En plus de garanties de sécurité, M. Demers songe à demander à Montréal Pipe-Lines de constituer un fonds de protection en cas d'accidents. Il rappelle que c'est la nappe phréatique qui risque alors la contamination. «On a trop d'exemples au Québec où des compagnies ont fait faillite ou sont parties en nous laissant des cochonneries. On ne fera pas comme à Val-d'Or où des compagnies minières ont contaminé des sites puis sont parties.»
La municipalité interviendra tout au long du processus d'étude du projet de Montréal Pipe-Lines, promet M. Demers. Le dossier est maintenant devant le Tribunal administratif du Québec. Cette instance entend la contestation d'un citoyen de Dunham, Stéphane Durand. Celui-ci s'oppose à la décision de la Commission de protection du territoire agricole d'autoriser l'entreprise à utiliser un terrain agricole de cinq hectares pour y construire sa station de pompage.
Si Montréal Pipe-Lines franchit cette étape avec succès, l'entreprise devra ensuite convaincre l'Office national de l'Énergie, puis le ministère du Développement durable, de l'Environnement et des Parcs.
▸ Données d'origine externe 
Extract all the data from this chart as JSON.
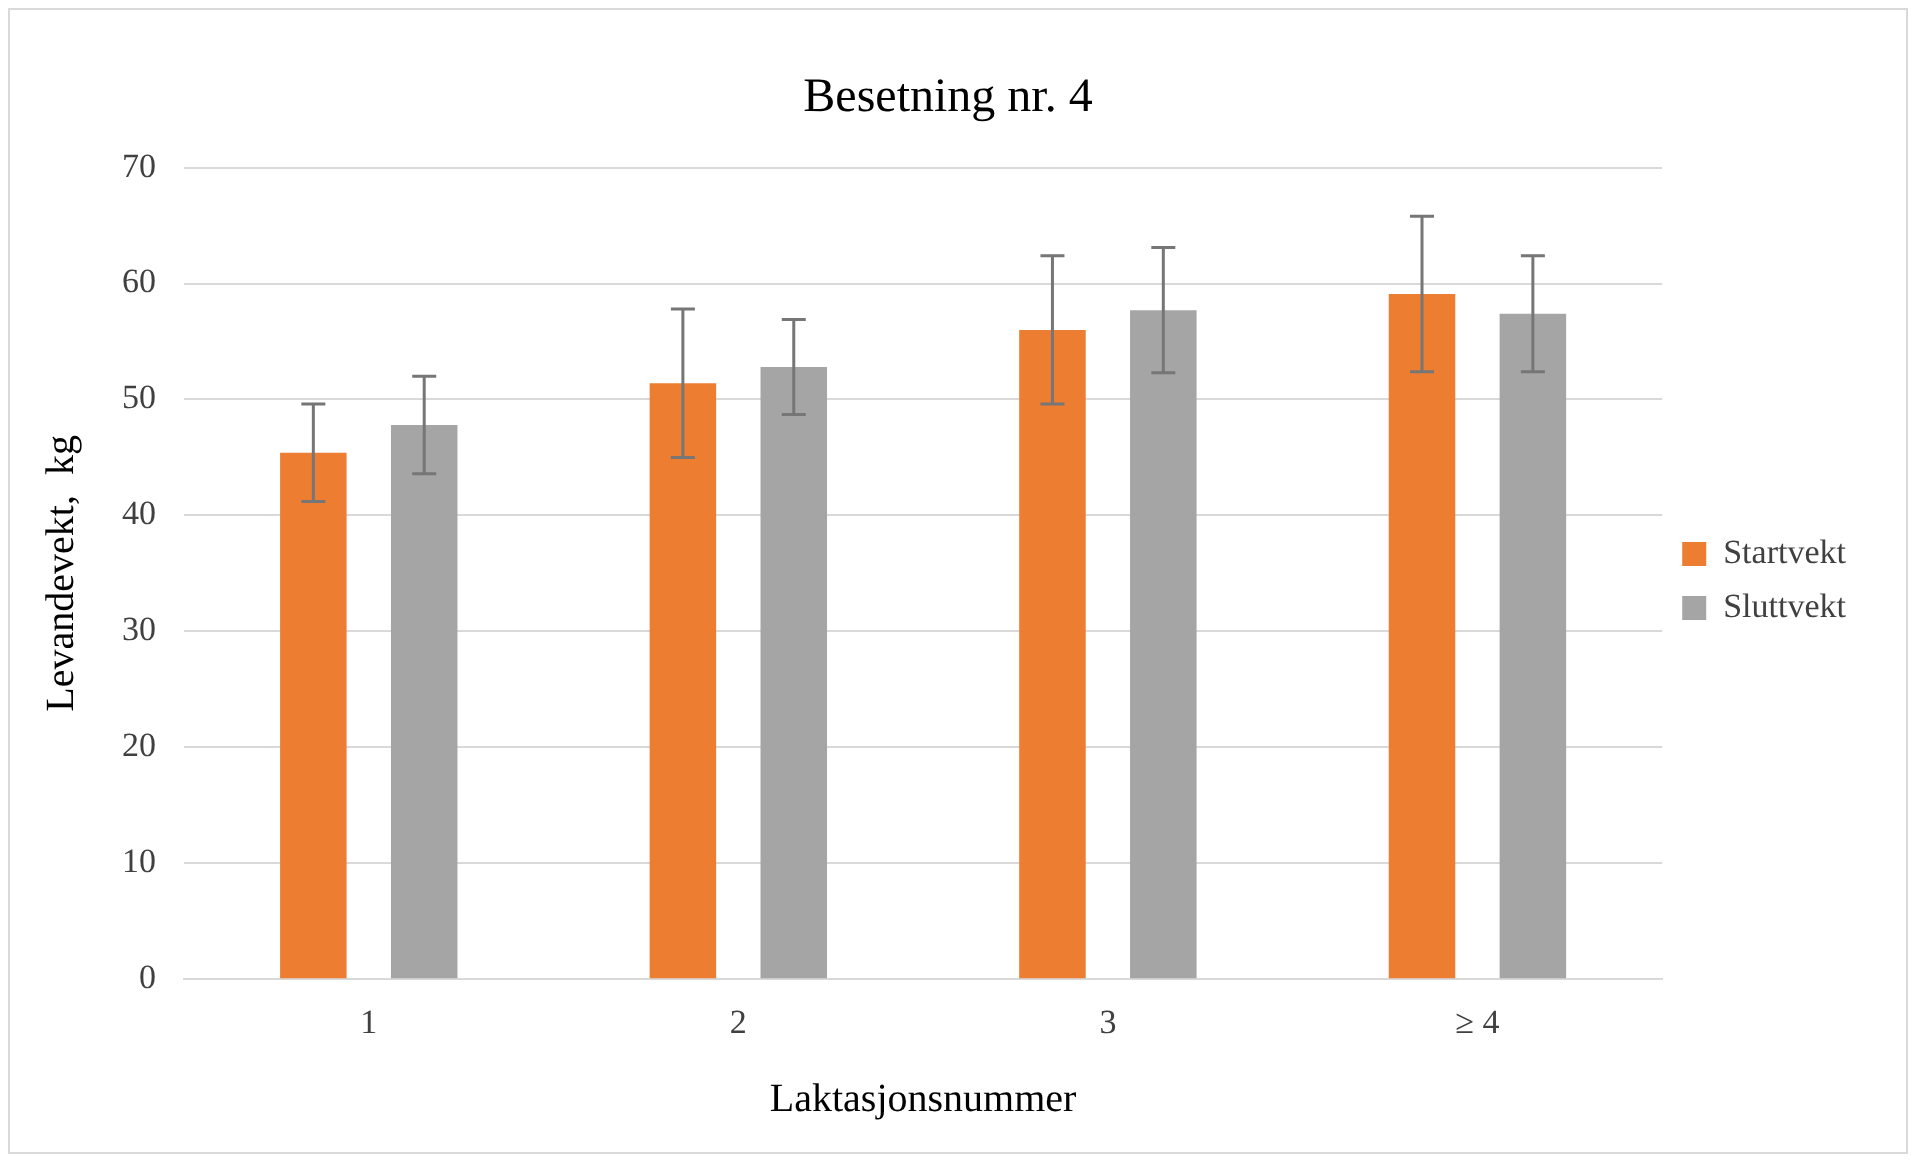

Montréal Pipe-Lines opère depuis les années 40 un oléoduc entre Montréal et Portland au Maine. La station de pompage permettra de renverser le sens de l'écoulement du pétrole.
Le maire Demers reconnaît que la compagnie jouit d'un droit acquis pour son oléoduc. Ça ne lui donne toutefois pas le droit d'y ajouter une station de pompage, croit-il. «On ne peut pas accepter ça.»
Le directeur des opérations de Pipe-lines Montréal, Guy Robitaille, n'a pas rappelé La Voix de l'Est, hier.
Vignettes pour les bateaux
Par ailleurs, de nouveaux règlements attendent les utilisateurs du lac Selby. Une motion a été déposée lundi soir au conseil municipal de Dunham pour interdire les bateaux à moteur n'appartenant pas à des riverains. Le règlement devrait être adopté lors de l'assemblée du mardi 7 décembre.
En outre, les amateurs de kayak et de canot qui utilisent le lac Selby pour la pratique de leur sport devront laver la coque de leurs embarcations et les vider des résidus d'eau qu'elles contiennent avant de les mettre à l'eau. Cette mesure, qui touche surtout les personnes qui n'habitent pas autour du lac, vise à réduire les risques de contamination. Les dangers d'introduire des espèces végétales non indigènes, telles les moules zébrées, qui font des ravages dans le fleuve St-Laurent, existent, note M. Demers. «On ne veut pas d'espèces inconnues dans notre lac; on a déjà assez de problèmes comme ça», a-t-il dit.
La municipalité prend ces risques au sérieux. Elle aménagera une station de lavage des embarcations. Les utilisateurs devront obtenir une vignette à apposer sur leur embarcation. Des frais de 10 $ à 30 $ seront exigés. «C'est le privilège de faire du canot et du kayak sur notre lac. Il faut le protéger; on ne peut plus prendre de risques», affirme M. Demers.
Des amendes de 1000 $ seront imposées aux personnes qui ne respecteront pas ce règlement.